The Moon Jae-in administration is facing fierce criticism. Unfit candidates were nominated as ministers and the presidential spokesman made real estate speculation. Economic indexes are alarming and a red signal is blinking in inter-Korean relations and foreign affairs.

The people have different opinions toward the crisis. Some may feel uneasy, while others feel satisfied.

But one thing is clear: the success — or the failure — of the Moon administration is not someone else’s business. It is a matter that will decide the success or failure and the survival or collapse of our society.

A critical juncture exists in the history of a community. Now is that time for 21st-century Korea. The Moon administration was launched when the people carried out a peaceful protest against a predecessor who damaged our constitutional values. Our future depends on whether it will realize the people’s expectations and hopes.

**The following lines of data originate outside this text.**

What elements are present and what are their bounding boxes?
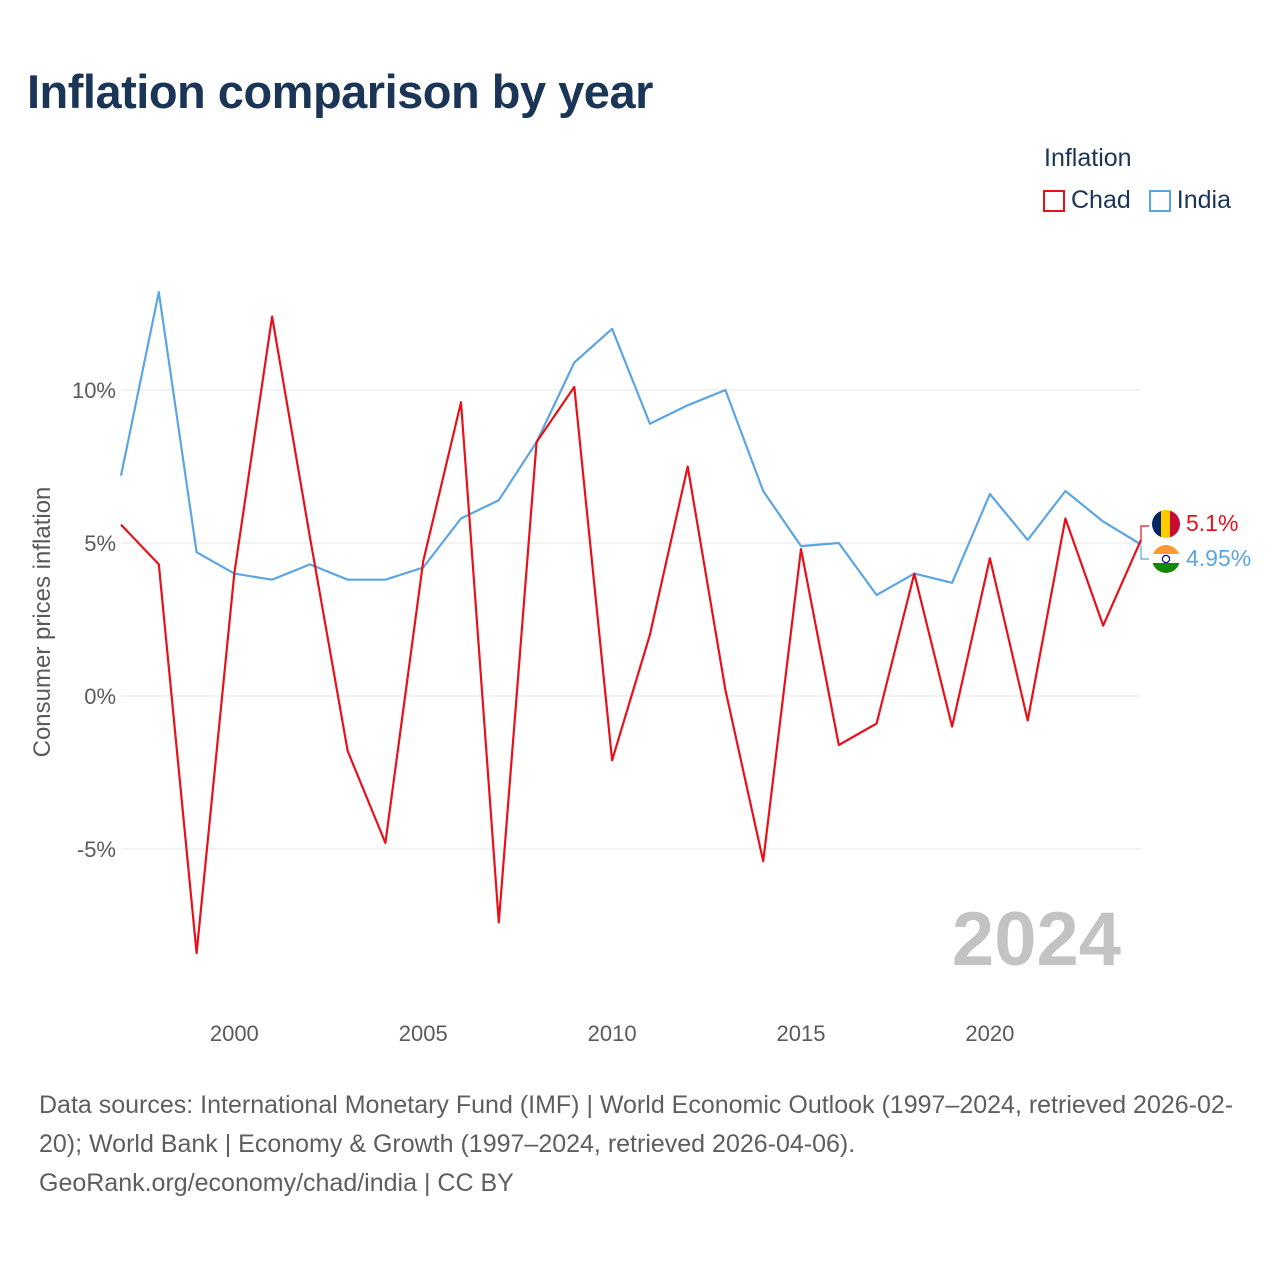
end-markers: 5.1% 4.95% [1140, 510, 1251, 573]
current-year-overlay: 2024 [952, 897, 1121, 982]
y-axis-ticks: -5% 0% 5% 10% [72, 378, 116, 862]
source-credit[interactable]: GeoRank.org/economy/chad/india | CC BY [39, 1169, 514, 1197]
legend-swatch-india [1148, 189, 1171, 212]
y-tick-label: 5% [84, 531, 116, 556]
data-source-note: Data sources: International Monetary Fun… [39, 1086, 1249, 1203]
legend-item-chad[interactable]: Chad [1043, 186, 1131, 215]
y-tick-label: 10% [72, 378, 116, 403]
india-end-connector [1140, 546, 1149, 560]
india-end-value: 4.95% [1186, 545, 1251, 571]
chad-end-connector [1140, 525, 1149, 541]
series-line-india[interactable] [119, 291, 1142, 597]
x-tick-label: 2020 [965, 1021, 1014, 1046]
source-text: Data sources: International Monetary Fun… [39, 1091, 1234, 1158]
x-tick-label: 2010 [588, 1021, 637, 1046]
line-chart: -5% 0% 5% 10% 2000 2005 2010 2015 2020 Consumer… [29, 291, 1251, 1046]
y-axis-label: Consumer prices inflation [29, 487, 56, 758]
chad-end-value: 5.1% [1186, 510, 1238, 536]
page-title: Inflation comparison by year [27, 65, 653, 118]
series-line-chad[interactable] [120, 315, 1143, 955]
legend-item-india[interactable]: India [1148, 186, 1231, 215]
x-tick-label: 2015 [777, 1021, 826, 1046]
x-tick-label: 2005 [399, 1021, 448, 1046]
y-tick-label: 0% [84, 684, 116, 709]
india-flag-icon [1152, 545, 1180, 573]
x-tick-label: 2000 [210, 1021, 259, 1046]
legend: Chad India [1043, 186, 1231, 215]
y-tick-label: -5% [77, 837, 116, 862]
legend-label-india: India [1176, 186, 1231, 214]
legend-label-chad: Chad [1071, 186, 1131, 214]
series-lines [119, 291, 1143, 955]
chad-flag-icon [1152, 510, 1180, 538]
x-axis-ticks: 2000 2005 2010 2015 2020 [210, 1021, 1015, 1046]
legend-title: Inflation [1044, 144, 1132, 172]
legend-swatch-chad [1043, 189, 1065, 212]
grid-lines [121, 389, 1141, 850]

International order — maintained over the past seven decades since the Cold War ended — is being shaken. The United States has given up its role as the leader of the world and turned to an “America First” policy. China’s rise is reshaping the dynamics of East Asia. On one side of the Korean Peninsula, a young dictator is attempting to use nuclear weapons as leverage to reshape the framework. Depending on the choices we make, South Korea could rise or fall.

After 15 years of joint research, Daron Acemoglu, an economist from MIT, and James Robinson, a political scientist from the University of Chicago, published “Why Nations Fail” in 2012. The two scholars argue that a nation’s success or failure depends on the characters of the political and economic systems it chose. A country with “inclusive” systems succeeds, while a country with “extractive” systems fails.

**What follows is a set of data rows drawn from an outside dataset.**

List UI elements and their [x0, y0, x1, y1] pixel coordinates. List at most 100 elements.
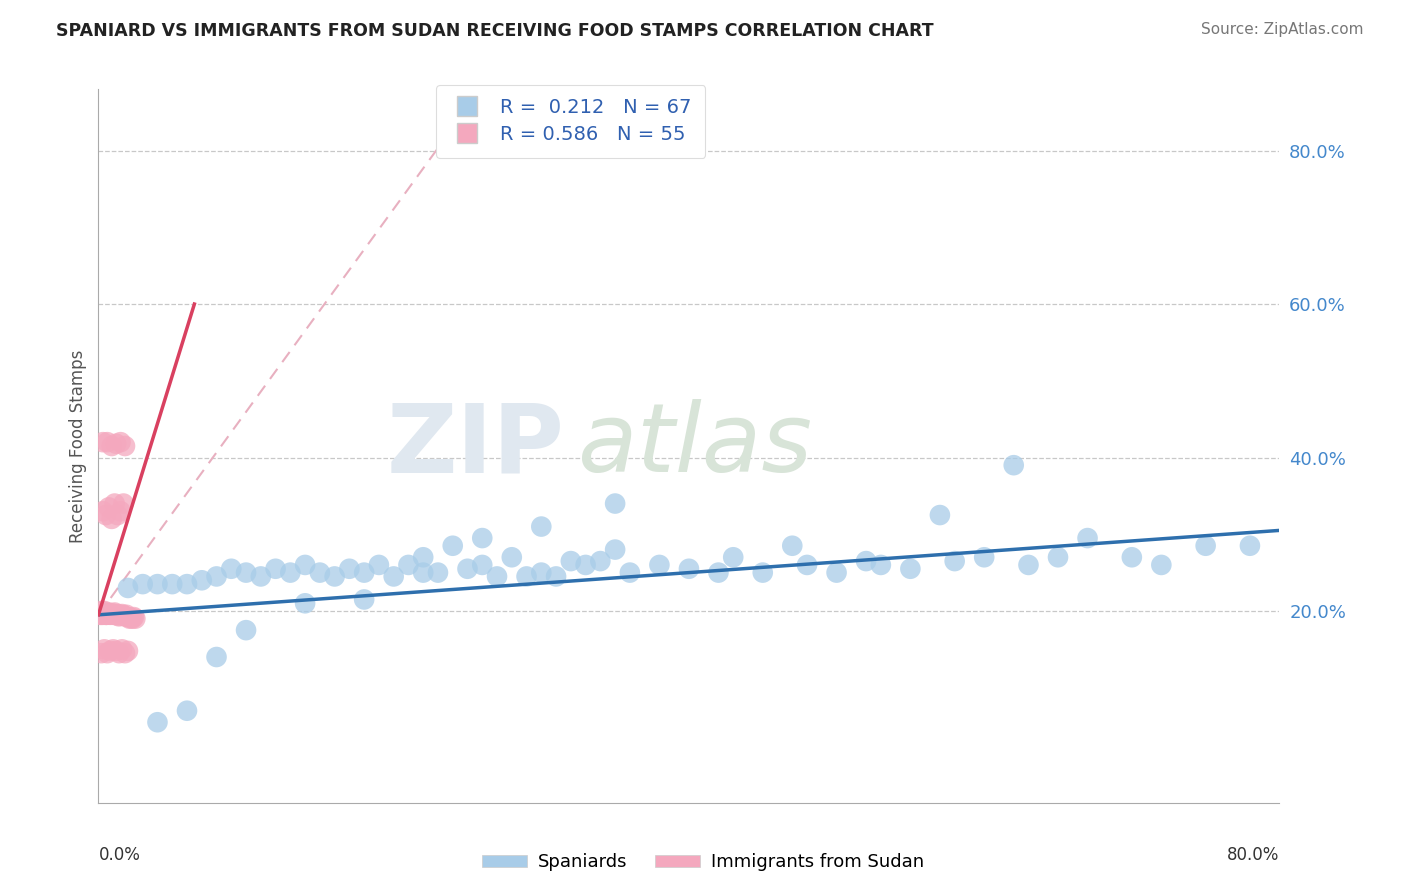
Legend: Spaniards, Immigrants from Sudan: Spaniards, Immigrants from Sudan [475, 847, 931, 879]
Point [398, 558, 420, 572]
Point [1239, 539, 1261, 553]
Point [353, 592, 375, 607]
Point [107, 608, 129, 623]
Y-axis label: Receiving Food Stamps: Receiving Food Stamps [69, 350, 87, 542]
Point [104, 606, 127, 620]
Point [117, 581, 139, 595]
Point [108, 646, 131, 660]
Point [121, 612, 143, 626]
Point [162, 577, 183, 591]
Point [90, 604, 112, 618]
Point [353, 566, 375, 580]
Point [100, 512, 122, 526]
Point [943, 554, 966, 568]
Point [176, 577, 198, 591]
Point [235, 566, 257, 580]
Point [114, 646, 136, 660]
Point [105, 436, 128, 450]
Point [855, 554, 877, 568]
Point [100, 607, 122, 621]
Point [560, 554, 582, 568]
Point [1150, 558, 1173, 572]
Point [235, 623, 257, 637]
Point [108, 609, 131, 624]
Point [124, 612, 146, 626]
Point [90, 646, 112, 660]
Point [98, 607, 121, 621]
Point [97, 500, 120, 515]
Point [104, 607, 127, 622]
Point [929, 508, 952, 522]
Point [90, 607, 112, 622]
Point [117, 644, 139, 658]
Point [110, 504, 132, 518]
Point [678, 562, 700, 576]
Point [111, 642, 134, 657]
Point [471, 558, 494, 572]
Point [120, 611, 142, 625]
Point [457, 562, 479, 576]
Point [870, 558, 893, 572]
Point [105, 644, 128, 658]
Point [100, 439, 122, 453]
Point [146, 577, 169, 591]
Point [368, 558, 391, 572]
Point [1002, 458, 1025, 473]
Point [294, 558, 316, 572]
Point [264, 562, 287, 576]
Point [191, 574, 214, 588]
Point [280, 566, 302, 580]
Point [103, 642, 125, 657]
Point [98, 644, 121, 658]
Point [250, 569, 273, 583]
Point [752, 566, 775, 580]
Point [112, 497, 135, 511]
Point [575, 558, 598, 572]
Point [486, 569, 509, 583]
Point [427, 566, 450, 580]
Point [221, 562, 243, 576]
Point [104, 497, 127, 511]
Point [96, 435, 118, 450]
Point [93, 604, 115, 618]
Text: atlas: atlas [576, 400, 811, 492]
Point [412, 550, 434, 565]
Point [103, 607, 125, 622]
Point [112, 608, 135, 623]
Point [146, 715, 169, 730]
Point [1195, 539, 1218, 553]
Point [900, 562, 922, 576]
Point [471, 531, 494, 545]
Point [782, 539, 804, 553]
Point [412, 566, 434, 580]
Point [107, 508, 129, 522]
Point [110, 435, 132, 450]
Point [1077, 531, 1099, 545]
Point [205, 650, 228, 665]
Point [118, 612, 141, 626]
Point [382, 569, 405, 583]
Point [1121, 550, 1143, 565]
Point [111, 607, 134, 621]
Text: SPANIARD VS IMMIGRANTS FROM SUDAN RECEIVING FOOD STAMPS CORRELATION CHART: SPANIARD VS IMMIGRANTS FROM SUDAN RECEIV… [56, 22, 934, 40]
Point [546, 569, 568, 583]
Point [91, 435, 114, 450]
Point [93, 642, 115, 657]
Point [122, 610, 145, 624]
Point [441, 539, 464, 553]
Point [105, 607, 128, 621]
Point [110, 607, 132, 622]
Point [117, 610, 139, 624]
Text: 80.0%: 80.0% [1227, 846, 1279, 863]
Point [1018, 558, 1040, 572]
Point [108, 607, 131, 622]
Point [1046, 550, 1070, 565]
Point [96, 646, 118, 660]
Point [589, 554, 612, 568]
Point [112, 608, 135, 623]
Point [91, 504, 114, 518]
Point [605, 542, 627, 557]
Point [516, 569, 538, 583]
Point [115, 607, 138, 622]
Point [96, 607, 118, 622]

An inclusive system guarantees participation by various classes and groups, but an extractive system justifies a small group of elites’ exploitation of the majority. A pluralistic democracy and rule of law is the basis of an inclusive political system. An inclusive economic system offers an incentive of reasonable reward for effort and creativity to prompt creative destruction while safeguarding not only capital but also labor as fundamental property rights.

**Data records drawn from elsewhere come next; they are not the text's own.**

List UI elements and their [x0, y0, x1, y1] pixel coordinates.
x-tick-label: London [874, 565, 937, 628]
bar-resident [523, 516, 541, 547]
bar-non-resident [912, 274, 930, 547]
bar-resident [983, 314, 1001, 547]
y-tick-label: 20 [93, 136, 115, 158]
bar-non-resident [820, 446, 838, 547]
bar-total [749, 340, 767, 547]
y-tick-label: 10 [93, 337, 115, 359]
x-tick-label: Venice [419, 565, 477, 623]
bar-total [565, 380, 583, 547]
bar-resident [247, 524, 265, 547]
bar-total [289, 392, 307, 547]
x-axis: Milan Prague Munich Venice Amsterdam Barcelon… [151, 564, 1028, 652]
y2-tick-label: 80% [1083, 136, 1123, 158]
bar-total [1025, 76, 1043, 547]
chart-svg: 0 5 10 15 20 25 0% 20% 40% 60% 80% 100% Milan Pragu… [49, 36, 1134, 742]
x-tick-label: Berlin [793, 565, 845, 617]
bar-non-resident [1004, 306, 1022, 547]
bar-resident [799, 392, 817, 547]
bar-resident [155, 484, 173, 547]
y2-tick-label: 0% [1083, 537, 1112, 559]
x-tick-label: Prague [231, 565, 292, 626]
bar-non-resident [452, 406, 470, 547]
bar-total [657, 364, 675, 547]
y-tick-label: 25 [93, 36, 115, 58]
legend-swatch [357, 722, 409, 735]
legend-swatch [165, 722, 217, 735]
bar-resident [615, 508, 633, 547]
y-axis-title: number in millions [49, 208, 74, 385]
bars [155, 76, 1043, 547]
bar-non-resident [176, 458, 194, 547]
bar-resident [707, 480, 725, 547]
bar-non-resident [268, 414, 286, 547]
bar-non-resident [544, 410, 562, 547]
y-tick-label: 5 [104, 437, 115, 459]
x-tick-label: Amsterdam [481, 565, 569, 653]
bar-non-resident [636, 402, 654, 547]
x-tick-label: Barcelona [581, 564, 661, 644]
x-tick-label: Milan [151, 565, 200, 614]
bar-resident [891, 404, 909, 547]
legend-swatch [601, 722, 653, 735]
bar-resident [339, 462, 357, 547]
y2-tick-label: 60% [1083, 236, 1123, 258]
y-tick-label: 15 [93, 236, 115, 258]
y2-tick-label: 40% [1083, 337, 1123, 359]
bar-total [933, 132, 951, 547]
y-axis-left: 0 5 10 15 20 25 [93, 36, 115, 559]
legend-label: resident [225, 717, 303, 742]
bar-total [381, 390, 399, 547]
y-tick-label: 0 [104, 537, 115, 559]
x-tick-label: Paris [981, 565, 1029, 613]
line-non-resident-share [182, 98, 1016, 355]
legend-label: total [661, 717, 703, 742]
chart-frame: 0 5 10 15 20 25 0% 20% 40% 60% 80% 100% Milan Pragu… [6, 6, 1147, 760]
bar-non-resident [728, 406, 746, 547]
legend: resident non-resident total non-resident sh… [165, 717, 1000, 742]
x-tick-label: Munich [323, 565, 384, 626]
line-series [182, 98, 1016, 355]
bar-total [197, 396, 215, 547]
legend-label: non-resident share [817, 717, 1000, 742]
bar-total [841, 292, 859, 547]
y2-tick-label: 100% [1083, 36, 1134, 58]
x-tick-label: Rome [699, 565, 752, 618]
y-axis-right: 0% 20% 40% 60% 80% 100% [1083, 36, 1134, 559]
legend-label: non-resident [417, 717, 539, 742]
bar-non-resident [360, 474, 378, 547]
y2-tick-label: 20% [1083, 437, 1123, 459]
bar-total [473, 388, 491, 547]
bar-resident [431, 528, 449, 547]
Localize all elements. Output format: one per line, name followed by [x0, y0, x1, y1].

The two scholars said a certain level of success is still possible in an extractive system, but a sustainable success is impossible without an inclusive system. North Korea, at first, was stronger than South Korea, but the South introduced an inclusive system at a critical juncture, while the North persisted with the extractive system, creating a gap that is impossible to be narrowed.

The Moon administration selected engagement as a core value. To resolve the worsening polarization of society and economy, it believed that reinforcing inclusive political and economic systems was unavoidable. But while it promotes engagement, it is actually dividing the country. It sided with one side while excluding the other. Therefore, the campaign to root out past ills has become a means to humiliate previous governments. The public disappointment is shown in the continuing fall of approval ratings.

If the Moon administration truly wishes to realize the value of engagement, it must set a precedent. It must recognize the opposition parties as a partner in governance and the president must talk with them to create a long-term plan that will determine the fate of our society. He must pick capable and experienced candidates for top posts, no matter what political and ideological affiliations they have, to stop the vicious cycle of appointment flops. If Moon thinks he has done enough by accepting the resignations of a presidential spokesman and a ministerial nominee, and withdrawing another ministerial nomination, that is a miscalculation. Engagement without cooperative politics and unbiased appointments is hypocritical.

If the government creates the framework of inclusive governance, it is a success. The opposition parties must also stop opposition for opposition’s sake. They must put the success of the community as a priority. If this administration fails after the Park administration’s collapse, our future will break apart.